单薄衣着的女性倚在庭下,依着过去的习惯抬头,仰望那轮圆满的莹白耀月。
伸手,轻轻扯下覆在眼上的系带,灰翳的眼眸映出皎洁月色,却仅仅停留在表面。
她早就看不见东西,也再感受不到那轮明月,坐在这里只是怀念,也是这样一个满月的夜晚,她钦慕的人毁了她所有一切。
踏踏的脚步声自远及近,失去视力后她的听觉敏锐起来。姜月枝转头,迎着手捧衣袍的女孩露出微笑。
“天凉了,姐姐不要在这里坐着,会受寒的。”
将袍子披在姜月枝身上,姜盈菲絮絮嘱咐,伸手想搀起姜月枝。
“嗯,谢谢小菲。”
没有拂了妹妹的好意,姜月枝就着姜盈菲的胳膊站起,姐妹俩依偎着,在空旷的庭院中缓步前行。
忽然一点寒凉落在鼻尖,姜月枝微微一怔。
“下雪了?”
“嗯,今年的雪格外晚呢。”
如今已入十二月,初雪才刚刚降临,离那场盛大的集会已过了大半月。
离见到她,已过了大半月。
“最近怎么样了?”
“乌熙被停职,苏铭照不知所踪,楚君辉退了位,任家地拙也换了人……”
“我问的不是他们。”
正回答的女孩忽然住了嘴,不发一言,只静静搀扶着自己的姐姐。
“你在怨我吗?”
“不,你是我的姐姐。”
虽然给出否定的答案,可话已至此,两人双双陷入沉默,寂静得只听见雪花落下的声音。
“为什么要给那个魔种说话?”
良久的沉默,姜盈菲终于忍不住率先开口,脸上是纯粹的困惑,还有失落。
“这是她希望的。我就会这么做。”
“是吗。”
交谈无疾而终,姜盈菲闭了口不再言语。既关于她,那就没什么好说的,自己理解不了姜月枝,无论是过去,还是现在。

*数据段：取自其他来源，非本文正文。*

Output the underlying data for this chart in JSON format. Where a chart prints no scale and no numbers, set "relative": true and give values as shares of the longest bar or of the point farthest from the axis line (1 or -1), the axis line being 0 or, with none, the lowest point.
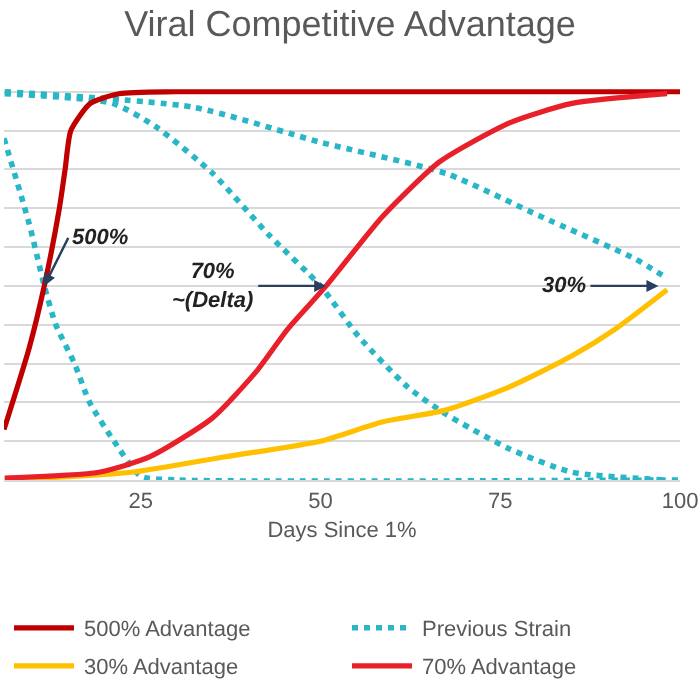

终于回到内室,姜盈菲点亮灯火,跳动的烛焰带来一点暖意,自己却脚步不停,安置好姜月枝便要离开。
“去哪?”
脚步微顿,女孩的嗓音如蝴蝶振翅,细弱而倔强。
“今天是星言的忌日。”
姜月枝动作一滞,女孩却已推了门离开,吱呀一声,只留她独自一人。
她想起来了,星言也是在这样一个初雪的夜晚停止了呼吸,只是从来记不住日子,只剩姜盈菲记得。
孤寂冷肃的夜晚,簌簌雪落声中,幼小的弟弟在年岁尚小的女孩怀中一点点失去温度,自己听到消息回来时,见到的就是这令人心碎的一幕。
但没有悲伤,也没有眼泪,心里空落落一片,她没有力气做出反应,只是很疲惫。
已经死了太多的人了,已经有太多人无法再睁开眼睛,这个不熟稔的弟弟的死就像一片雪花,轻飘飘的,毫无声息地落在她肩上,却近乎压垮了她。
继续挣扎又有什么意义呢?姜家大概也就到这里了。
她们早就没有希望了。
思绪自过去中抽离,姜月枝脱下衣袍,又推开窗子仰望那轮明月,带着寒意的风吹拂在脸上,打消了那丁点恍惚。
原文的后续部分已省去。